First, I will answer the national question. In general, we see that part of the economic establishment is tempted to play the card of the extreme right to divide and conquer the working class. This is a classic approach in times of economic crisis, in particular by dividing immigrant and non-immigrant workers.
To remind our Jacobin– fellow readers who do not follow Belgian news: there are essentially two different communities here, the Flemish (region of Flanders) and the French-speaking (Wallonia), plus a third region, Brussels. All the traditional parties are divided into autonomous parties along communal lines, but not the PTB, which brings together Flemish, Brussels and Walloon comrades in one party.
So 2024 obviously presents a significant problem. There is a risk that if the nationalist far right develops in Flanders, it could lead to a split in our country. It would be a step backwards in the formation of a united workers consciousness. It is not always easy to organize yourself across different regional realities. But we want socialism across Belgium and across Europe.

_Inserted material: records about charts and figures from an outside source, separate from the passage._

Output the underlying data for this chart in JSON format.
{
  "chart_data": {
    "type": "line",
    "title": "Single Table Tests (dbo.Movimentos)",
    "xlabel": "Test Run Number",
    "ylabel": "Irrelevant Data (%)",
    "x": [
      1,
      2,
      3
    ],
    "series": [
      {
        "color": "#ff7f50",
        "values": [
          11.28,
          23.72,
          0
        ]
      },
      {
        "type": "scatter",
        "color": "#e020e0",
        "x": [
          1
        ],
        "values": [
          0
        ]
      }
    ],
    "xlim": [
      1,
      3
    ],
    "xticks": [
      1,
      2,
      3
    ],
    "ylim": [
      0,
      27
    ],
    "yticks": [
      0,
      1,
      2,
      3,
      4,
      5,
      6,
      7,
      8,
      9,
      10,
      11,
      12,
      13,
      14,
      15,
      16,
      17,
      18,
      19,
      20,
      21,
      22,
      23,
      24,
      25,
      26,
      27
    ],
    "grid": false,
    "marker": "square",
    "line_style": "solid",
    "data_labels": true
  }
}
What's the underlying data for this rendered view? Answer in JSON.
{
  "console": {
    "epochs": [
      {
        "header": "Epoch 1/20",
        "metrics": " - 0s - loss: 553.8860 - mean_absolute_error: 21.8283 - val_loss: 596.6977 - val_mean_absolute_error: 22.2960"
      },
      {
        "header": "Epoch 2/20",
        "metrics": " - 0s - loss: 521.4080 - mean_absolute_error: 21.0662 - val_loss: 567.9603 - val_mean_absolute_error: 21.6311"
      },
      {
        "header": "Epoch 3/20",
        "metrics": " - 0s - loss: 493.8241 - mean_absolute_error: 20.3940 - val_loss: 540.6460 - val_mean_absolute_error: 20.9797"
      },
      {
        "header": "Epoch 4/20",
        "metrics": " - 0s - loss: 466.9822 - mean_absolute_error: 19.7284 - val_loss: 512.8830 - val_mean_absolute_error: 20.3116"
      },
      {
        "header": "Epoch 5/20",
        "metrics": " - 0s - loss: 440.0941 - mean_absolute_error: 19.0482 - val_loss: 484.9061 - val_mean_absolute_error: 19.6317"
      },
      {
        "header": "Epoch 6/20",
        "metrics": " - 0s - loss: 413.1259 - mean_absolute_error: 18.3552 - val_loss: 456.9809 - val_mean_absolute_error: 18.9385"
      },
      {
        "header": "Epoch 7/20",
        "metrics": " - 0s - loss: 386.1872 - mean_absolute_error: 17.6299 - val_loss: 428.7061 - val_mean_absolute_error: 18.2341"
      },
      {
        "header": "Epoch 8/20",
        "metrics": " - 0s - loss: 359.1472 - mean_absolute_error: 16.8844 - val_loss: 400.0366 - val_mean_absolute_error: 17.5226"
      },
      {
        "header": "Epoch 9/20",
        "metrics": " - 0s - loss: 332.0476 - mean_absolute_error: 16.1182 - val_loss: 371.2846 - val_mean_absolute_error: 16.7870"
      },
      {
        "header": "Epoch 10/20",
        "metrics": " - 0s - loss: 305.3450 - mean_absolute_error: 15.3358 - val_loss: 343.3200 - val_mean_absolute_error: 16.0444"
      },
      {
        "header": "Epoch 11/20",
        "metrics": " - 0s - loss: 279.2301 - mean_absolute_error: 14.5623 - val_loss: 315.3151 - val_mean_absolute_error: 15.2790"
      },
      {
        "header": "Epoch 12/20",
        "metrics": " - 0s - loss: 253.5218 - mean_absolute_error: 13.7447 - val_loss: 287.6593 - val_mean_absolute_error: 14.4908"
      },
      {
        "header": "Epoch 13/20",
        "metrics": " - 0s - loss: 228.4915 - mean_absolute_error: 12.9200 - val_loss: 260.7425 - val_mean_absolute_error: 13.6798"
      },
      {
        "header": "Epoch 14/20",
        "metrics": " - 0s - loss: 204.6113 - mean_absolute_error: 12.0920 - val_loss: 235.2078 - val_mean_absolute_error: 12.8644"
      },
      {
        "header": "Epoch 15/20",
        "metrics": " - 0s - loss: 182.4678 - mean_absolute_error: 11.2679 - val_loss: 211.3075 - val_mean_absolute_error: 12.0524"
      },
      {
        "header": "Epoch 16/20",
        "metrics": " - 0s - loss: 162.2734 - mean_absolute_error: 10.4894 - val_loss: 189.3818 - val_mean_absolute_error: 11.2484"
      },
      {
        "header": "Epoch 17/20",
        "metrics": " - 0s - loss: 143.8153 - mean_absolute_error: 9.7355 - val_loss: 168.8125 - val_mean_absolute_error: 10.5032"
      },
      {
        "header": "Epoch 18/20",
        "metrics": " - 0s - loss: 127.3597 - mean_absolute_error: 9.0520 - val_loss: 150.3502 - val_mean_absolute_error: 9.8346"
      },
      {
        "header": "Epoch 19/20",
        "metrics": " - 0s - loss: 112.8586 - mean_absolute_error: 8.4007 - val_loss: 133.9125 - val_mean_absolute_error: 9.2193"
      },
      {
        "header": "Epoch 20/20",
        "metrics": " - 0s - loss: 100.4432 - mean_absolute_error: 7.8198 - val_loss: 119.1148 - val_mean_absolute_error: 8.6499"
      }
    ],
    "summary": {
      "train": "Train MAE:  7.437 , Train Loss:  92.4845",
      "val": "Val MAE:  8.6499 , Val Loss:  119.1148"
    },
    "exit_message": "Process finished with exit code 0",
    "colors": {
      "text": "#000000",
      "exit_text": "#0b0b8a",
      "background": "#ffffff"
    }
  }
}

Wallonia has a rather socialist working class history. The history of Flanders is primarily agricultural. I say first because today most of the working class is in Flanders. But we are not mechanical Marxists, and we know that consciousness does not always spring up automatically from the economic base; sometimes you need a little political work first.
In terms of allies for maintaining the unity of the country, there is the trade union movement, and then also other parties such as the Greens which are also sensitive to this problem and with which we can find points of convergence for try to avoid the division of the country.
The second question – perhaps related, but not exactly the same – is the strategic question of the radical left’s participation in national government. We have two experiences of the participation of local authorities in the municipality of Zelzate (with the Social Democrats) and in the Antwerp district of Borgerhout (with the Greens and the Social Democrats), from which we draw a positive assessment of our ability to win town halls and to implement the left wing policies at this level. And we are learning a lot from the Marxist left in Europe both historically and today about it. The problem is that in Belgium you have to form coalitions, and this often means that the traditional parties thwart the policy you would like to implement.
As for the national level, I think that this poses a real strategic question: where is the macroeconomic power located in the European capitalist nation-states? I have been in Parliament for eight years now and have seen a lot there. But one thing I haven’t found in parliament is power. I looked under the tables, behind the statues, but I still haven’t found it! It is not even within the government or the cabinet, which are subject to powerful lobbies and multinationals.
The question then is how to gain power when it is not in the so-called democratic institutions. Syriza had living practical experience of this: she was in government but did not necessarily have the power. The European Commission shut down the Greek banking system and they had to accept austerity, like it or not.